Cars are not usually featured front and center in movies, though there are times we do see this in a prominent role, like the animated film “Cars”. Vehicles will usually play pivotal roles in films, which wouldn’t be the same without them. Without a fleet of tech-enhanced vehicles, James Bond’s action-filled missions would be a lot less thrilling. In the same vein, Batman would not be as menacing a vigilante without if he pulled up on a villian on his bicycle.
Without the now-iconic car pursuit involving a Dodge Charger and the 1960s Ford Mustang, the Steve McQueen movie “Bullitt” just wouldn’t be as spectacular.
The vehicles listed below contributed so much to the films they appeared in that their impact went beyond the movie itself and became a part of the overall culture. Many are involved in chases, but just remember that you never want to drive like this in real life or you may need to hire a car accident lawyer.
You may immediately think of the van in the series “The A-Team” or KITT from David Hasselhoff’s “Knight Rider”, but we don’t mention them here because they were based on their appearances on television.
“Herbie” – 1963 Volkswagen Beetle
Herbie lives in the hearts of many, but first appeared in the 1960s comedy “The Love Bug” as the film’s primary character. It wasn’t your average Bug though. It was recognizable for being white, with red and blue racing stripes. The lovable Volkswagen would go on to appear in six movies in total. Its impact was so great, you will see look-a-likes to this day.
“Ecto-1” – 1959 Cadillac Miller-Meteor ambulance
Ecto-1 was the name of the classic vehicle that got the team of ghost catchers around in the 1980s classic “Ghostbusters”. It was an extremely modded Cadillac.
The 1959 Caddy Miller-Meteor ambulance had huge tail fins and a huge front end with a shiny grille. The Ghostbusters added all their gear to the vehicle, which measured in at 20-feet long. Who you gonna call?
“Wet Nellie” – Lotus Esprit S1
The half car, half submarine “Wet Nellie” makes an appearance in James Bond’s 1970s “The Spy Who Loved Me”. It was a fantasy-inspired car built on a Lotus Esprit S1. It was so popular that Elon Musk bought one and tried to make it a functional submarine.

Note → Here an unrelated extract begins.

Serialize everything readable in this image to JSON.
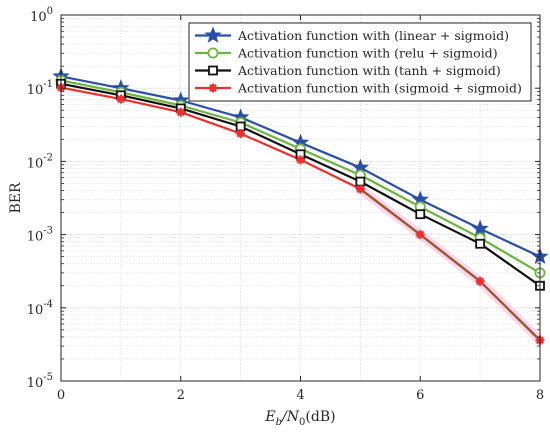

The filmmakers created a version to work on the road and one for underwater. Both looked awesome!
1973 Ford Falcon XB GT Pursuit Special
This one appeared in the original “Mad Max” and was referred to as the “last of the V-8s” by a mechanic in a future dystopia Earth.
The iconic movie made the customized 1973 Ford Falcon more than just a movie prop, but a moment in pop culture.
1961 Ferrari 250 GT SWB California Spyder
The gorgeous red 1961 Ferrari 250 GT SWB California Spyder is widely remembered for its appearance in the classic 1980s comedy “Ferris Bueller’s Day Off”. It being destroyed is one of the movie’s most unforgettable sequences.
It is an extremely rare car, with just under 40 units made. One of these sold in 2015 for nearly $17 million dollars.
1977 Pontiac Firebird Trans AM
The Firebird will be forever linked to the 1970s picture “Smokey and the Bandit,” starring Burt Reynolds, which was a box office smash. It spawned a film trilogy, but it was arguably the cars, not the actors that people remember the most.
The Trans AM with the winged firebird emblem on the hood became so popular after this movie hit the big screen.